One good recipe for capon is Tyler Florence’s golden oven-roasted capon. To make this recipe, first preheat the oven to 450 degrees. Remove the neck and giblets from 1 whole 8-pound capon chicken, and pat it dry with paper towels on the inside and outside. Season it well with salt and freshly ground black pepper both inside and out.
In a bowl, combine 1/4 pound of softened unsalted butter, 2 tablespoons of lemon juice and 1/4 cup of your choice of chopped fresh herbs, such as savory, thyme and tarragon. Coat the outside of the chicken with the butter mixture. Stuff the bird with 2 halved lemons, 1 halved onion, 4 smashed cloves of garlic and more fresh whole herbs of your choice. Secure the legs with kitchen twine.

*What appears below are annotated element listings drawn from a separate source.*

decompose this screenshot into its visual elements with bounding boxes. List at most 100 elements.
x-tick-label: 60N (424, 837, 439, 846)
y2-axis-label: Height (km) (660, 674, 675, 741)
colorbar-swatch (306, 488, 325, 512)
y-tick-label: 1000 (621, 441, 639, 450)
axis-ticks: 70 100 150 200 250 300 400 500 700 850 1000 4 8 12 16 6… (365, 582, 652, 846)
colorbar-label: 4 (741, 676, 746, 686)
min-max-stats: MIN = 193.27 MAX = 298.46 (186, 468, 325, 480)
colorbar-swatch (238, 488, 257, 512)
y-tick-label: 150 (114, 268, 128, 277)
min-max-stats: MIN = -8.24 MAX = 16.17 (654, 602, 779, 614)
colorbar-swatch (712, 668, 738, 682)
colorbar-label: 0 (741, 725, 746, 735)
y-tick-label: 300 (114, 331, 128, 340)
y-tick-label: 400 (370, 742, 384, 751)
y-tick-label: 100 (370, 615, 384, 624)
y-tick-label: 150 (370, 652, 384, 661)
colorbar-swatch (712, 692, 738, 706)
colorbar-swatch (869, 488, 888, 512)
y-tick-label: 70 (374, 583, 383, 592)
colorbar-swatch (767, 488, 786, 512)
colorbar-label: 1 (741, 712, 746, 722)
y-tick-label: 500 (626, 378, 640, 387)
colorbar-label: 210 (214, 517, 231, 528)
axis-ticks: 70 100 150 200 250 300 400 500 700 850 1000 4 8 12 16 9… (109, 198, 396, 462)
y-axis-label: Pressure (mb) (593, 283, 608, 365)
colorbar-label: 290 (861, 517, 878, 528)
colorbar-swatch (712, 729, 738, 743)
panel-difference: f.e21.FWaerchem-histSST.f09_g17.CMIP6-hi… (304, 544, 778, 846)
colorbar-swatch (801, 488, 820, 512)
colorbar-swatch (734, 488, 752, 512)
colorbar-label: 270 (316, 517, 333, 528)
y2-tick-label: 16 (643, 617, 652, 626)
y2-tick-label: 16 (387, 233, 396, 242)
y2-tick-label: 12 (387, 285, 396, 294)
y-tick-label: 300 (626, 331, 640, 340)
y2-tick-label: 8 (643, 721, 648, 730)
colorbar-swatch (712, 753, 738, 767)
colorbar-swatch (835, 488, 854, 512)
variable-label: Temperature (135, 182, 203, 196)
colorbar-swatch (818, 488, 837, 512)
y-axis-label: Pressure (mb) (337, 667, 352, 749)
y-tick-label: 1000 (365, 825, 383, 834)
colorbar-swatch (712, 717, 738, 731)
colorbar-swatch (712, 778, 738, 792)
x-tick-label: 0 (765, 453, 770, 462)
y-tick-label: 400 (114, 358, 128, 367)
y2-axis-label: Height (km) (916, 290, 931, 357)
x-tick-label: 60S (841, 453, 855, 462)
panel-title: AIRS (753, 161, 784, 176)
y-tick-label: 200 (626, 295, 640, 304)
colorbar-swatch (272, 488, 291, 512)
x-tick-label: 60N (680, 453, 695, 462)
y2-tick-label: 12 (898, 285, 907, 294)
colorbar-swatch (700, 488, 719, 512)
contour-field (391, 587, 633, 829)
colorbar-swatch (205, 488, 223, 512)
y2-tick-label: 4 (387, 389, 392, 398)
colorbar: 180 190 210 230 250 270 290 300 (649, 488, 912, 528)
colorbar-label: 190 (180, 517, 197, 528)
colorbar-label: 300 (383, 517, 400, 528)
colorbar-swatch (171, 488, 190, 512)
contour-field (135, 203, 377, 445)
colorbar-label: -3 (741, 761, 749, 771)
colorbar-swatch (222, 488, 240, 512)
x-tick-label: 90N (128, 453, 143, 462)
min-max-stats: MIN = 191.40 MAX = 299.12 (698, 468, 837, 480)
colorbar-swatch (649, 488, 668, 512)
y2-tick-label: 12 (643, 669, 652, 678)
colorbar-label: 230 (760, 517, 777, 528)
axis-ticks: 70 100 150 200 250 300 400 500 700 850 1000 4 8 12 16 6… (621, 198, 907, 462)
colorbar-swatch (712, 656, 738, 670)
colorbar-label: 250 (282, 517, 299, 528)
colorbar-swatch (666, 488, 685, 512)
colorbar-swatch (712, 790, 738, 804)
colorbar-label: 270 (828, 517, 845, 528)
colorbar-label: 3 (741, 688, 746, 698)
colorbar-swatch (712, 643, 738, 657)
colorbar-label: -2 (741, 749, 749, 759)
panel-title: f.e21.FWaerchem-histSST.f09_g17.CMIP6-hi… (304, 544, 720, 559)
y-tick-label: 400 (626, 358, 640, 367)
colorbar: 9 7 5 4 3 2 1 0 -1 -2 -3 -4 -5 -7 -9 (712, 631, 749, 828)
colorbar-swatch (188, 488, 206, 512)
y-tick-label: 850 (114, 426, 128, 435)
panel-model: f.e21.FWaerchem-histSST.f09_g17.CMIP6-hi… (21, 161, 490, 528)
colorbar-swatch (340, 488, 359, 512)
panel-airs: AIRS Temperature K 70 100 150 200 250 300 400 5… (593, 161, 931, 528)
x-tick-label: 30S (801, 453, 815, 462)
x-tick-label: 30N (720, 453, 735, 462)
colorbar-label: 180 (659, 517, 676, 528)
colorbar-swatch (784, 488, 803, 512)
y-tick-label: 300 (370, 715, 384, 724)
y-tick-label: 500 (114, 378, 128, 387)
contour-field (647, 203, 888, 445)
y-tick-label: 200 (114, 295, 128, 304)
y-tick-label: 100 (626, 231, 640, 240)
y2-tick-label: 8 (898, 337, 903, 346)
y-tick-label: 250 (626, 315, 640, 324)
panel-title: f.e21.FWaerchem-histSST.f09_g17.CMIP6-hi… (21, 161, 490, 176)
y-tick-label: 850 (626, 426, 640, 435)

Bake the chicken breast-down on a rack over a roasting pan with 2 cups of water. After 20 minutes, remove the chicken, and close the oven to retain the heat. Flip the bird, and baste it with the pan drippings. Reduce the oven heat to 375 degrees, and place the chicken back in the oven. Cook it until the internal temperature of the thigh reads between 165 and 170 degrees Fahrenheit, about two hours. Allow the chicken to rest for 15 minutes before carving.
To prepare the gravy, allow the pan drippings to set, and then skim any fat off the surface. Heat the pan drippings over medium high heat, and deglaze the pan with 1/4 cup of sherry. Season it with salt and pepper to taste, and serve it with the capon.